In mathematics, there are several theorems dubbed monotone convergence; here we present some major examples.

## Convergence of a monotone sequence of real numbers

### Theorem

If ak is a monotone sequence of real numbers (e.g., if ak ≤ ak+1), then this sequence has a finite limit if and only if the sequence is bounded.

### Proof

We prove that if an increasing sequence {an} is bounded above, then it is convergent and the limit is sup n{an}.

Since {an} is non-empty and by assumption, it is bounded above, therefore, by the Least upper bound property of real numbers, c = sup n{an} exists and is finite. Now for every ε > 0, there exists aN such that aN > c − ε, since otherwise c − ε is an upper bound of {an}, which contradicts to c being sup n{an}. Then since {an} is increasing, $\forall n > N , |c - a_n| = c - a_n \leq c - a_N < \varepsilon$, hence by definition, the limit of {an} is sup n{an}.

### Remark

If a sequence of real numbers is decreasing and bounded below, then its infimum is the limit.

## Convergence of a monotone series

### Theorem

If for all natural numbers j and k, aj,k is a non-negative real number and aj,k ≤ aj+1,k, then (see for instance  page 168) $\lim_{j\to\infty} \sum_k a_{j,k} = \sum_k \lim_{j\to\infty} a_{j,k}.$

The theorem states that if you have an infinite matrix of non-negative real numbers such that

1. the columns are weakly increasing and bounded, and
2. for each row, the series whose terms are given by this row has a convergent sum,

then the limit of the sums of the rows is equal to the sum of the series whose term k is given by the limit of column k (which is also its supremum). The series has a convergent sum if and only if the (weakly increasing) sequence of row sums is bounded and therefore convergent.

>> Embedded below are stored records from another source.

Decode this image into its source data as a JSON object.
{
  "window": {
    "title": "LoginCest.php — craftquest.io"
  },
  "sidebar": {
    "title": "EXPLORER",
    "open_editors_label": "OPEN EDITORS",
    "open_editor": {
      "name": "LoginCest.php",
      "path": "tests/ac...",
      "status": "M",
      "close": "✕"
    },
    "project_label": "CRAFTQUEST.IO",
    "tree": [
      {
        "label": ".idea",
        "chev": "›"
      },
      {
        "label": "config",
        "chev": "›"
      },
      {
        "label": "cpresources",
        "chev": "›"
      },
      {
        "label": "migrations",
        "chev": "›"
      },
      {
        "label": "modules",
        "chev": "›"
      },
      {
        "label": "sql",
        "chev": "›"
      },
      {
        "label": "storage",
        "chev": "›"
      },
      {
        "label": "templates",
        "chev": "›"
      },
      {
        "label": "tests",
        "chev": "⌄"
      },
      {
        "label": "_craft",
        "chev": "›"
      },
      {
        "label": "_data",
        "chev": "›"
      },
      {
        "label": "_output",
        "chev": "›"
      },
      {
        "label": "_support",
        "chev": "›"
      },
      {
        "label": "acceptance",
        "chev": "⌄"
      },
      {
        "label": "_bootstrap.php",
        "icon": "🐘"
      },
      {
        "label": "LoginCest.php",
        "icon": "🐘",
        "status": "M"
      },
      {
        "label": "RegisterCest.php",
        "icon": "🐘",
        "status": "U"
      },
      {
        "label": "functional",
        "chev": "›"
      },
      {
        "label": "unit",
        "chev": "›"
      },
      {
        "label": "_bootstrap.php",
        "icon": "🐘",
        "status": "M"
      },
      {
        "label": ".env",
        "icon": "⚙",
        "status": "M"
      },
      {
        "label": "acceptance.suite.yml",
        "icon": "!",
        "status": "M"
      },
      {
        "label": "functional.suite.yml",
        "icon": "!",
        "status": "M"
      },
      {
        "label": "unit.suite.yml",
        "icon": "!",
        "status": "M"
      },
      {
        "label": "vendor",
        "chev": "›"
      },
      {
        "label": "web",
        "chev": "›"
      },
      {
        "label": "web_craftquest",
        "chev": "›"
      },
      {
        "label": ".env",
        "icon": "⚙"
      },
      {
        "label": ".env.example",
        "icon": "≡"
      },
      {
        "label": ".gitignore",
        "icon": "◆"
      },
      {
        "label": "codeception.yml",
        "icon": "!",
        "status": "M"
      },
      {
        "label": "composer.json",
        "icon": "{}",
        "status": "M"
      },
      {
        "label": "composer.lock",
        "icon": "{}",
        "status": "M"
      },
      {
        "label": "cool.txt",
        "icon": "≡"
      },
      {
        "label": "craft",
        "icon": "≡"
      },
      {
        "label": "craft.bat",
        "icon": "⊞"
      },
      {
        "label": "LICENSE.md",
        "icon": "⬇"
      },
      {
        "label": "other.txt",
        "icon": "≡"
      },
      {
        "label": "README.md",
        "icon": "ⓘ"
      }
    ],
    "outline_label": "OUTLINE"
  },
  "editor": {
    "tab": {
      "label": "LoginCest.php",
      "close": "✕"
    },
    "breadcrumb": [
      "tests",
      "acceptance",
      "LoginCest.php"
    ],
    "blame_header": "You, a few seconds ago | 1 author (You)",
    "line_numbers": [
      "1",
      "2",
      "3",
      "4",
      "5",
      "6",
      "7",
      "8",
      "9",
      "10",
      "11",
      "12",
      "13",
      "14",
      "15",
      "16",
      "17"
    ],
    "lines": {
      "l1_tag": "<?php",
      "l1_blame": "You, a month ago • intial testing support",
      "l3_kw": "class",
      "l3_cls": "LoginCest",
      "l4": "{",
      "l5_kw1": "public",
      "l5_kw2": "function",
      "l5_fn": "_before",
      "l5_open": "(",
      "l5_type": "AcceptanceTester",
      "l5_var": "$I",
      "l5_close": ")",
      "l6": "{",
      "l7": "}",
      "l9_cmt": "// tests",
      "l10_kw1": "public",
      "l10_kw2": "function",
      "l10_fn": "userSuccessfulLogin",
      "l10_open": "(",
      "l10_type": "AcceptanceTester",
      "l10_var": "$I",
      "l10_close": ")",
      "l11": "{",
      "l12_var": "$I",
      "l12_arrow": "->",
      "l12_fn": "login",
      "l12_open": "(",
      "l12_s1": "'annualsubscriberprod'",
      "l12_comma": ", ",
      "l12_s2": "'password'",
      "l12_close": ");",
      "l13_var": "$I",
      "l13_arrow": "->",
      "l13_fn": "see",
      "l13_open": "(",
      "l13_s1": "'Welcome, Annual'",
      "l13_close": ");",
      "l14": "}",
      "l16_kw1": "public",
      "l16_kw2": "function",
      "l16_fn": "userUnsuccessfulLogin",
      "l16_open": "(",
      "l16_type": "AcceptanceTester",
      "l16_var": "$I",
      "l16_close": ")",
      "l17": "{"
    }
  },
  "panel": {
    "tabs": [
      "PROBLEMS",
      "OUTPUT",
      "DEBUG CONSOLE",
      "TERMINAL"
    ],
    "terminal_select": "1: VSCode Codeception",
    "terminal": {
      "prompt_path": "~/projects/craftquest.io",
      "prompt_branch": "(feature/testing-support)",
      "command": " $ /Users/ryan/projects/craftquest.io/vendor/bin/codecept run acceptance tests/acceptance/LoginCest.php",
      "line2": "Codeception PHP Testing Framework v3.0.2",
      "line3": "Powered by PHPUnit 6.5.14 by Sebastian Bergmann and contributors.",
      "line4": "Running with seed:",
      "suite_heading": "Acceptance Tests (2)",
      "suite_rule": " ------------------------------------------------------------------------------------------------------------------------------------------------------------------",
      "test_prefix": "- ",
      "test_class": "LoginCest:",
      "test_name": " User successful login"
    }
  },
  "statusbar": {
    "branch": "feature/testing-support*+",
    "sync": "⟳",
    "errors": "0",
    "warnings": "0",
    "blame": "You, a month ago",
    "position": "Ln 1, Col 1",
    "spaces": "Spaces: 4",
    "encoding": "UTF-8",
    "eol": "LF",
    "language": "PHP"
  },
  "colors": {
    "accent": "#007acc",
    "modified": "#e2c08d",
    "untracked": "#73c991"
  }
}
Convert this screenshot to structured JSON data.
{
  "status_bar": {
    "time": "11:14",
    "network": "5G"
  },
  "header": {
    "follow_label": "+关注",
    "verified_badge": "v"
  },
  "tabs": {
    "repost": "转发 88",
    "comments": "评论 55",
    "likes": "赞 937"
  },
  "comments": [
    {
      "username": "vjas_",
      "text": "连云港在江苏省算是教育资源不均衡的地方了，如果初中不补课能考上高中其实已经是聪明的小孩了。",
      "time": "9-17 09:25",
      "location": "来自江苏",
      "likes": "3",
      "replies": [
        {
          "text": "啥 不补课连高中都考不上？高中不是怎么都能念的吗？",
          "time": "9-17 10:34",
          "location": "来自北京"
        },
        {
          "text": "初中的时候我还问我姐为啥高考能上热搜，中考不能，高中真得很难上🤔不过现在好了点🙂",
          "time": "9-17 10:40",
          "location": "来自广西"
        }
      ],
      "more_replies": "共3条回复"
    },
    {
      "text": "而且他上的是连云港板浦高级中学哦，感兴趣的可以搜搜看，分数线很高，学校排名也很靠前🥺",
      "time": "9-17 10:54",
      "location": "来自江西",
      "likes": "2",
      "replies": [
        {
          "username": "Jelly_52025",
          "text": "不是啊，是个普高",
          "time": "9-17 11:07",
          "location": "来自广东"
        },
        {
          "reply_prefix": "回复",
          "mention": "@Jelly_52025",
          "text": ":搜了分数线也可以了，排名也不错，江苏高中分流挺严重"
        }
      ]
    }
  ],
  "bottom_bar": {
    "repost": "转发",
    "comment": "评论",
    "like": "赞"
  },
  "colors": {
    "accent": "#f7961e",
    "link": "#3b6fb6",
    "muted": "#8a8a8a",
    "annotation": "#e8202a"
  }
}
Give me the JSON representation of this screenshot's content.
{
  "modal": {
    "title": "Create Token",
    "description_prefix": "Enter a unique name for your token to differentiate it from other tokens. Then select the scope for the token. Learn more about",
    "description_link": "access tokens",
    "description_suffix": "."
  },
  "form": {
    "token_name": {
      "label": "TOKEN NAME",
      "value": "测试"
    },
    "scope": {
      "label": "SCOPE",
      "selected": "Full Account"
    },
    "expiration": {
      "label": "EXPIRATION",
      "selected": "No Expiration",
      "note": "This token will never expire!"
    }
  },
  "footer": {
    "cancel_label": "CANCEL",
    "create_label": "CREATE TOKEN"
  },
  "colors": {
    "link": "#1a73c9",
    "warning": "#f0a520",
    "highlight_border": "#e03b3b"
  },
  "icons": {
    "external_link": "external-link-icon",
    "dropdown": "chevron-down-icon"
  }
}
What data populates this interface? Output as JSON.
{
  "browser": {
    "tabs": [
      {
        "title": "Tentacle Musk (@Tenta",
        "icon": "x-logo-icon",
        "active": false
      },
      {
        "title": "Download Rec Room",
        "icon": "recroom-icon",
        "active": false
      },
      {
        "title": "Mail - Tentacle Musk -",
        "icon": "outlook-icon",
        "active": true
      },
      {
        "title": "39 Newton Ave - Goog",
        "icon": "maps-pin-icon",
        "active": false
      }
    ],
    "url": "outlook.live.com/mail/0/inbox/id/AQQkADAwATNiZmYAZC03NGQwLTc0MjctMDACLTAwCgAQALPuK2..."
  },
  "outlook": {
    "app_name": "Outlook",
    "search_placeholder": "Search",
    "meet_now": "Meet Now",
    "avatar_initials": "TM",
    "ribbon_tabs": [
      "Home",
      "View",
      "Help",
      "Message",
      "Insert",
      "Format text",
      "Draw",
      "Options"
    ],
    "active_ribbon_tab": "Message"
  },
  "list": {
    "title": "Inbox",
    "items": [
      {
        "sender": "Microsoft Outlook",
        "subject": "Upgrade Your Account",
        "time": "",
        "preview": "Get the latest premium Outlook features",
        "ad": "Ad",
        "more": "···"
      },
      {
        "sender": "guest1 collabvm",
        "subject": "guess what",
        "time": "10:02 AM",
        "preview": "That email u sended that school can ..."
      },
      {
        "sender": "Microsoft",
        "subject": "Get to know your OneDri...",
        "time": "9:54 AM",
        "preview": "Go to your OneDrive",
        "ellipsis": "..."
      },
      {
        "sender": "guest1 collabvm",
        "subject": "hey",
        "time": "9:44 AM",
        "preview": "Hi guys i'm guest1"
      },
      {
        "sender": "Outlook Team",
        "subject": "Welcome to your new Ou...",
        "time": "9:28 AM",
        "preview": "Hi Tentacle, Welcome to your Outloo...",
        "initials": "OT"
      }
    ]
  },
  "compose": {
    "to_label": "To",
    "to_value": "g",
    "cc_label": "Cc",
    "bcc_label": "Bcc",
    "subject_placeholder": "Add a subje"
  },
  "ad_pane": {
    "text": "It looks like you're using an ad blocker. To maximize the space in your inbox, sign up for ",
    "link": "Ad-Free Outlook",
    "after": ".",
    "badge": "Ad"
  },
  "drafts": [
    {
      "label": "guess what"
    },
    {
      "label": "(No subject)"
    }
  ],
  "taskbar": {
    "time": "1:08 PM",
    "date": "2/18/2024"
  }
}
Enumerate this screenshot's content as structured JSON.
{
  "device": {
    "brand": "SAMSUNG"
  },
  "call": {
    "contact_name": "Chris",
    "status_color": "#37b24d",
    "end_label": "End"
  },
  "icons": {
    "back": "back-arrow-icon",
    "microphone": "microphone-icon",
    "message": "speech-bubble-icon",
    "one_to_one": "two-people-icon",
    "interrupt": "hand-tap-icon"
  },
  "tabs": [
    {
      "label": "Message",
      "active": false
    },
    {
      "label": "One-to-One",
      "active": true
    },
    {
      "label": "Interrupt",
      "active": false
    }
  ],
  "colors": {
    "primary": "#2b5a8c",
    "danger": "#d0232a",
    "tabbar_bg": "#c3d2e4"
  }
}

As an example, consider the infinite series of rows $(1+1/n)^n=\sum_{k=0}^{n}\binom nk/n^k=\sum_{k=0}^{n}\frac1{k!}\times\frac nn\times\frac{n-1}n\times\cdots\times\frac{n-k+1}n$,

where n approaches infinity (the limit of this series is e). Here the matrix entry in row n and column k is $\binom nk/n^k=\frac1{k!}\times\frac nn\times\frac{n-1}n\times\cdots\times\frac{n-k+1}n;$

the columns (fixed k) are indeed weakly increasing with n and bounded (by 1/k!), while the rows only have finitely many nonzero terms, so condition 2 is satisfied; the theorem now says that you can compute the limit of the row sums (1 + 1 / n)n by taking the sum of the column limits, namely $\frac1{k!}$.

## Lebesgue monotone convergence theorem

This theorem generalizes the previous one, and is probably the most important monotone convergence theorem. It is also known as Beppo Levi's theorem.

### Theorem

Let (XΣμ) be a measure space. Let $f_1, f_2, \ldots$  be a pointwise non-decreasing sequence of [0, ∞]-valued Σmeasurable functions, i.e. for every k ≥ 1 and every x in X, $0 \leq f_k(x) \leq f_{k+1}(x).$

Next, set the pointwise limit of the sequence (fn) to be f. That is, for every x in X, $f(x):= \lim_{k\to\infty} f_k(x).$

Then f is Σmeasurable (see for instance  section 21.38) and $\lim_{k\to\infty} \int f_k \, \mathrm{d}\mu = \int f \, \mathrm{d}\mu.$.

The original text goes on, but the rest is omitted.